Setup a shared pdf printer: https://askubuntu.com/questions/1310867/how-to-set-up-shared...

navane•11mo ago
I always wanted to tackle this use case with receipt printers, those thermal narrow paper rol ones. But those things are freaking expensive!
colechristensen•11mo ago
Restaurants are going out of business all the time, there's your source
literalAardvark•11mo ago
Thermal paper has some pretty horrible effects on your health, I'd avoid that.
whartung•11mo ago
Just curious if the folks at CVS chart particularly high on these horrible effects, considering the no doubt thousands of feet of receipts they handle each day there.

For those unaware, at the CVS Pharmacy if you walk in and buy so much as a pack of gum, you're likely to walk out with at least 3 feet of receipt. They use them to tack on ads and coupons.

literalAardvark•11mo ago
Probably, idk if there are such specific studies.
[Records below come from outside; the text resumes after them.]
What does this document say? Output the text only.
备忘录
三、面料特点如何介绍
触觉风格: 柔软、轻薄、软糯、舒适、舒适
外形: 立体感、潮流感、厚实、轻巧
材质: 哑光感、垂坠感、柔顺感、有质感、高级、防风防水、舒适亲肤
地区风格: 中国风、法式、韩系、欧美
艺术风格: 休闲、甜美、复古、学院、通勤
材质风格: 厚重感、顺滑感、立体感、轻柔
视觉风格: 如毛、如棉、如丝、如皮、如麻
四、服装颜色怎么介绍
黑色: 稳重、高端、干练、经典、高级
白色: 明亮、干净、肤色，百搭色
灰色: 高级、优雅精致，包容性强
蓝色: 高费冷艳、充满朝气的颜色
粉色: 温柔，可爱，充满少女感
The thermal sensitive layer contains very large amounts of BPA in a dusty form that will easily contaminate your hands.

BPA is a major endocrine disruptor. They might say BPA-free, which would be technically correct, but that just means they'll use a near identical BPA variant that isn't proven to be an endocrine disruptor yet.

Handle with care, wash your hands, don't put them in the kitchen.

turtlebits•11mo ago
You could use the "share" sheet on your phone to send to an RPI over BT via obexpushd, then process it on device -> eink display
kittikitti•11mo ago
This is an incredible idea! I really like it because it sounds so obvious after being exposed to it but I never thought of it before! I wonder what other ways we could integrate GPT's, LLM's, and other AI into the simple "Print" functionality across all our devices.
mathfailure•11mo ago
For Windows only.

Abandonware.

npodbielski•11mo ago
Looks like it is .NET Framework, so there is possibility to port it to .net core and possibly use via dll or .so as library inside other, linux desktop framework (or in something more portable like Flutter).
cryptonector•11mo ago
Could get ported.
johnea•11mo ago
Just another poster child of windoze suk.

Of course, CUPS based printing has had built in print to PDF for years...

[1] Common Unix Printing System

tonyedgecombe•11mo ago
Windows has had a built in PDF driver for a long time as well.